Some things I attributed more to being a physical problem, like allergies or skin sensitivity, or being physically delicate or weak. I sunburn very easily so I thought that was reason enough to not like being out in the sun. Plus I would black out on my feet if I got too hot, still standing or walking just unable to see or hear anything. I would suffer through marching band practice because I loved it, but sometimes I would have to go inside and sit in a dark room and put my head down for awhile. One time I got in an argument with a teacher because she said I had to go back out to band practice, and I refused. I told people I was getting a migraine so they would leave me alone. I did get headaches and still do but I don't know if they were actually migraines. My dad used to have migraines a lot so I thought I might have them too.

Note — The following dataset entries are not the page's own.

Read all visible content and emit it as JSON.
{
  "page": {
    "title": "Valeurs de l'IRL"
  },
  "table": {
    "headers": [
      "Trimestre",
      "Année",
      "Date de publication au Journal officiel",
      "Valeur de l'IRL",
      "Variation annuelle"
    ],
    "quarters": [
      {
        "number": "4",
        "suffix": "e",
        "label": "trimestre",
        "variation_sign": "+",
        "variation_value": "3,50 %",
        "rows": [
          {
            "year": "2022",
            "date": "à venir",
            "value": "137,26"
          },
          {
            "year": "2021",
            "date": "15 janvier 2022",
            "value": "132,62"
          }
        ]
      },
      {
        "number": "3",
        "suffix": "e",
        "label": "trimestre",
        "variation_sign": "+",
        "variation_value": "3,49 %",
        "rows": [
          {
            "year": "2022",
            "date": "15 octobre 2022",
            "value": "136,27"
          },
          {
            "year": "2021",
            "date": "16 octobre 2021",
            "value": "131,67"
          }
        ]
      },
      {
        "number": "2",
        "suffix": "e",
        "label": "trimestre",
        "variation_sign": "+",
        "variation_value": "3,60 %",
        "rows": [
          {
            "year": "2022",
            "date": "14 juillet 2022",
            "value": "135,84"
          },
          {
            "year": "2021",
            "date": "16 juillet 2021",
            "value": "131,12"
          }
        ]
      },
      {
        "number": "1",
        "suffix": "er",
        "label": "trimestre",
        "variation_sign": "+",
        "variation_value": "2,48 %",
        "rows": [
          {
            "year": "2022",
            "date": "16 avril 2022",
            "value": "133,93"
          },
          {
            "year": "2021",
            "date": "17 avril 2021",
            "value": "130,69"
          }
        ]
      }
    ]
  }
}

I never really liked going outside much, other than playing in the woods. I could walk through the woods and not even notice that briars were tearing at my skin. Sometimes I was just oblivious to things like that.
On the other hand I couldn't go to sleep if I felt a wrinkle in my clothes or bedding. I was just like the girl in the "princess and the pea" story. I never went to sleep at naptime in kindergarten, I would just lay there and fidget because I wasn't sleepy at all, but even to just lay there awake it bothered me to feel wrinkles. I would have to smooth them out. One time I got in trouble because the teacher told everyone not to move, but I felt a wrinkle under me so I just HAD to smooth out my towel. She made me stand up and spanked me right there in front of the whole class.
Situations like that gave me the message, over and over again, I was just supposed to tolerate whatever physical discomfort I felt, because the reactions of other people would be much worse and sometimes abusive. It made me dissociative and I think I learned to block out some of my body awareness.
Some of my sensory issues were always obvious, like sensitivity to bright light, noise and smell, but others were much more subtle.
Certain kinds of light (esp. fluorescents) could bathe everything in a color that would make me feel slightly ill. Prolonged exposure could nauseate me. I might also find it hard to concentrate in the wrong lighting conditions. These more subtle effects took a long time to recognize and understand.
Sounds at the threshold of audibility can have a similar effect.